Romans 12:2 “Do not conform any longer to the pattern of this world, but be transformed by the renewing of your minds. Then you will be able to test and approve what God’s will is–his good, pleasing, and perfect will.”
Author C.S. Lewis once described Christians as people who are living in “enemy occupied territory.” We are living “behind the enemy lines.” What he was trying to say is that, though our Lord Jesus may be the ruler of the universe, this world in which we live is in rebellion. We are surrounded by a world which has set up its own standards for what is important, what is acceptable, and what is desirable. It is, as Paul says here, the “pattern of this world.”
For example, our world never believes that it is time to say “enough.” It never wants us to say, “This house is big enough, this car is new enough, these possessions are plenty enough.” With very few exceptions, our world never believes that any personal behavior should be evaluated as “wrong,” or “sinful.” It condemns any such standards as “legalism,” or “loveless judging.” Our world doesn’t want anyone to be sure of what they believe. They equate certainty with self-righteousness, and they make doubt into a virtue. Our world thinks that greatness is measured in terms of wealth, or title, or power. It doesn’t think that humble service to family or friends is bad. It just doesn’t think of them much at all.
Sometimes we speak of peer pressure as though it were the special problem of children, especially teenagers. Paul is warning us all, regardless of age, of a peer pressure of sorts when he tells us not to conform any longer to the pattern of this world. Like the drug addict who wants to keep the same old friends, who keep dragging him back into the same old addiction, we would like to stay close to this world with its values and priorities. We don’t want people to think we are different.
But we can’t serve God properly while we are conformed to the pattern of this world. We are focused on the wrong things when we are obsessed with how much we have or how important we are. We are actively opposing our Lord if we are excusing our sins as the way everyone else is living. We need to keep on changing.

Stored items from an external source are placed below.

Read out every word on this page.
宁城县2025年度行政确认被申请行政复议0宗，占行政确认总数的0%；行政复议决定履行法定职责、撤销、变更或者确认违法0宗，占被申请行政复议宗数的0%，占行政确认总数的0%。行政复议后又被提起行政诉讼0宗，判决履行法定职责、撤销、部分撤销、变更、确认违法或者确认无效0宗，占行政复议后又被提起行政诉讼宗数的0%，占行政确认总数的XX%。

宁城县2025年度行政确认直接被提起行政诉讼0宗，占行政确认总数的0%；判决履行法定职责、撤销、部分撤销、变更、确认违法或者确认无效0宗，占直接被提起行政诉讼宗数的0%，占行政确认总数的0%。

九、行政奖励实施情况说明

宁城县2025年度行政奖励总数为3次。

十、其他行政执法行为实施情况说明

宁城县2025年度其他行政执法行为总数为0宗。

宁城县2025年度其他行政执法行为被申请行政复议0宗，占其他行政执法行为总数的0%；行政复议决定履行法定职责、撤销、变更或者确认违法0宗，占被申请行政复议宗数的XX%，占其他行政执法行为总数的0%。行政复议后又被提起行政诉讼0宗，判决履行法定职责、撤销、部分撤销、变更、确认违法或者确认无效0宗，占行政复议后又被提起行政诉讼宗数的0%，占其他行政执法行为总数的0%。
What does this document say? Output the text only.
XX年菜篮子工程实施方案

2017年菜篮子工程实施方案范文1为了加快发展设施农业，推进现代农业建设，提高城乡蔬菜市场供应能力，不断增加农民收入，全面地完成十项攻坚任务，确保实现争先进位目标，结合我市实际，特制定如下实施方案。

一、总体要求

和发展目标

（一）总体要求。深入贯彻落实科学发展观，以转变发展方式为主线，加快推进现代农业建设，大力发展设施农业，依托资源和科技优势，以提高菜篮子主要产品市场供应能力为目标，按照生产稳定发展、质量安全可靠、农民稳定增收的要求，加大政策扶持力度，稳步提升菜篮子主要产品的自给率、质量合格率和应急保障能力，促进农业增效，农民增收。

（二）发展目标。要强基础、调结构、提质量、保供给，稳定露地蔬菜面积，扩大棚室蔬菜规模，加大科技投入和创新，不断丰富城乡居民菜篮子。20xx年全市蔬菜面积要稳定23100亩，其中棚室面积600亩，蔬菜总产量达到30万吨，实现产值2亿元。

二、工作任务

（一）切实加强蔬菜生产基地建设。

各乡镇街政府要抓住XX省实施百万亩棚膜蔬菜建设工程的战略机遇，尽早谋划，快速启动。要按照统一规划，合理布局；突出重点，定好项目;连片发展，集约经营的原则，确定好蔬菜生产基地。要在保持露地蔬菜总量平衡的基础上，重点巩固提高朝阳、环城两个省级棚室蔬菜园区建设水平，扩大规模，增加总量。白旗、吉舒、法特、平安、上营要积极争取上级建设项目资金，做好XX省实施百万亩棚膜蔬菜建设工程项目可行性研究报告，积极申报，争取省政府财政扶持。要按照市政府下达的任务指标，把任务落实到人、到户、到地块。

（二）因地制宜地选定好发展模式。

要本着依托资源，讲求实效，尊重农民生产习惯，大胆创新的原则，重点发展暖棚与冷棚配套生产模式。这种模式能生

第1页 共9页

So Paul says, “Be transformed by the renewing of your mind.” Do you notice here that Paul doesn’t start with what you do but with how you think? The Lord knows that the real battle for our lives has less to do with behavior than it has to do with beliefs. And that always leads us back to God’s word.
I have heard of people who accuse our church of brain washing our members because of how tightly they hold to the beliefs which they have learned. But the careful, systematic teaching of God’s word we have received is not brainwashing. As long as the Bible is the source of that teaching, it is simply God’s way of transforming us and renewing our minds.
That transformation and renewal takes place as God’s word confronts our wrong ideas and brings them in line with his. In part that means changing our thinking about right and wrong and values and priorities. But more than this, that means changing our ideas about God himself. The Lord has led us to see that he is not some mean old kill-joy who spoils all our fun. He is the good and loving Father we can trust, who gave up his only Son for us and forgives all our sins. He takes care of our every need and supports us in every trouble. He protects us from every attack and ultimately will take us home to eternal glory in heaven.
The gospel doesn’t only make us feel good. It makes us different people. So transformed, we can understand God’s will and begin to put it into practice in our lives.